Magnetic topological insulators (MTIs) have received considerable attention owing to the demonstration of various quantum phenomena, such as the quantum anomalous Hall effect and topological magnetoelectric effect. The intrinsic superlattice-like layered MTIs MnBi₂Te₄/(Bi₂Te₃)_nhave been extensively investigated mainly through transport measurements; however, a direct investigation of their superlattice-sensitive magnetic behaviors is relatively rare. In this paper, we report a microscopic real-space investigation of the magnetic phase behaviors in MnBi₄Te₇using cryogenic magnetic force microscopy. The intrinsic robust A-type antiferromagnetic (AFM), surface spin-flip (SSF) + AFM, ferromagnetic (FM) + SSF + AFM, and forced FM phases are sequentially visualized via the increased external magnetic field, consistent with the magnetic behavior in the M-H curve.
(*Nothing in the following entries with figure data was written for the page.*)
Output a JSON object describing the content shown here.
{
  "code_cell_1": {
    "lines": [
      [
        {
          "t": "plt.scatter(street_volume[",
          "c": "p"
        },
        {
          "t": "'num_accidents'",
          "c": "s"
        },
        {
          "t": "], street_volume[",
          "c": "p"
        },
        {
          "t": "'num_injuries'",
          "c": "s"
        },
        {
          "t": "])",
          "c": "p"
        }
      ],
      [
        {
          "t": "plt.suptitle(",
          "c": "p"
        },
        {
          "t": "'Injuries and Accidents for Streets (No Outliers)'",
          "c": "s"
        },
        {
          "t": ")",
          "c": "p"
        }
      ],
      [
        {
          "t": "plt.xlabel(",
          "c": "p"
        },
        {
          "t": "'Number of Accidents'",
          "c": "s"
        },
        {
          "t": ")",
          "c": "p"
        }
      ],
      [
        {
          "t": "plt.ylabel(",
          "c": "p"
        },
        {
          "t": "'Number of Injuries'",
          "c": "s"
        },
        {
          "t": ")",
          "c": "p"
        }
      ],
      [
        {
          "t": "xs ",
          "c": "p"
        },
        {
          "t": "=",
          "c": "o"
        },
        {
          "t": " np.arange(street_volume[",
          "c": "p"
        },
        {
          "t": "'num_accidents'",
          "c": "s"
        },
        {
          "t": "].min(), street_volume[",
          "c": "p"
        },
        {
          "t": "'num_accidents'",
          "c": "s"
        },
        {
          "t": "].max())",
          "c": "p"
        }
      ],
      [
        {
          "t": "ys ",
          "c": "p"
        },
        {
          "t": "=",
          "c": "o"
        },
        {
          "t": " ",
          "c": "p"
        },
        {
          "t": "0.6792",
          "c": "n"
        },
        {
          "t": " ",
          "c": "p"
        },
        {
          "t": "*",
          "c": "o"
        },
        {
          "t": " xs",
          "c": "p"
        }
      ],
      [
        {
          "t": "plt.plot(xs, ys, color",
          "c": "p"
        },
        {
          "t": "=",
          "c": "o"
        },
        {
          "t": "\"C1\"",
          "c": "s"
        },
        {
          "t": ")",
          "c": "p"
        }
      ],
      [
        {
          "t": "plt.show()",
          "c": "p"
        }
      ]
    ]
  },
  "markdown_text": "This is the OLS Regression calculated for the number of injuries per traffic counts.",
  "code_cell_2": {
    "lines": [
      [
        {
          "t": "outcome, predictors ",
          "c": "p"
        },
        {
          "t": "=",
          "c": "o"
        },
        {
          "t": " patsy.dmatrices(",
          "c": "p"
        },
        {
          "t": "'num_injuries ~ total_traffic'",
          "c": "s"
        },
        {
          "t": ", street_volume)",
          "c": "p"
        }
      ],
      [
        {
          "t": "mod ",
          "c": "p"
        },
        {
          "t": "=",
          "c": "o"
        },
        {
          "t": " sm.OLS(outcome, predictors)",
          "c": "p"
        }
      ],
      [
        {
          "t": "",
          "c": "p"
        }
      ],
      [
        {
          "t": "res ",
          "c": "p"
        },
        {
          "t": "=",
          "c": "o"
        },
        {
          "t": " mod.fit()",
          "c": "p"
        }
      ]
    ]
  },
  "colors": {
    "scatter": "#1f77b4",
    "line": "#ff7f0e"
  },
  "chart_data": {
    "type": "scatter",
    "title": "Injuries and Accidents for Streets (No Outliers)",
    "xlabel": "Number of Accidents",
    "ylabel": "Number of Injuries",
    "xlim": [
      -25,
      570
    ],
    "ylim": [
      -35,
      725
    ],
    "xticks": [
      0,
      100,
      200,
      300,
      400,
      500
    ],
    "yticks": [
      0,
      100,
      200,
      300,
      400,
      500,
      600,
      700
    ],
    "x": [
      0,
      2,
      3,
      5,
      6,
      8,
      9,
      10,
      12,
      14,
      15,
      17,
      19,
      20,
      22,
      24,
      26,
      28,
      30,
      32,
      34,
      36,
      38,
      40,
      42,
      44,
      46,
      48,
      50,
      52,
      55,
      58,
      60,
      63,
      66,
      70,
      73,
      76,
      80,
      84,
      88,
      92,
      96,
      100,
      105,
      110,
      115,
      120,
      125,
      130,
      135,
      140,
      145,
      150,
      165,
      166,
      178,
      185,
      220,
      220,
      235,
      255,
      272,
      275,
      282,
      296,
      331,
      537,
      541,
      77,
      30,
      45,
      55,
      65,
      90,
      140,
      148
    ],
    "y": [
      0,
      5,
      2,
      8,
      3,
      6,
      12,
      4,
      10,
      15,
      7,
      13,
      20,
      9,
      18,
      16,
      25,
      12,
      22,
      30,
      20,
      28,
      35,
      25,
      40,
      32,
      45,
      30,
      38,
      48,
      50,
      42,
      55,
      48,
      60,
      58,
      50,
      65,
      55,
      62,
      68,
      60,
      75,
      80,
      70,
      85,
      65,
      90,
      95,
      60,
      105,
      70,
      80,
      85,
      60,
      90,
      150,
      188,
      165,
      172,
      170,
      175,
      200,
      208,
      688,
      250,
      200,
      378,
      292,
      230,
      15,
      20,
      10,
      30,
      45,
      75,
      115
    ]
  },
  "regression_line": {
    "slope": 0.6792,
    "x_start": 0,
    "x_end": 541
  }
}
The temperature-dependent magnetic phase evolution behaviors are further investigated to obtain a complete H-T phase diagram of MnBi₄Te₇. Tentative local phase manipulation via the stray field of the magnetic tip is demonstrated by transforming the AFM into the FM phase in the surface layers of MnBi₄Te₇. Our study provides key real-space ingredients for understanding the complicated magnetic, electronic, and topological properties of such intrinsic MTIs and suggests new directions for manipulating spin textures and locally controlling their exotic properties.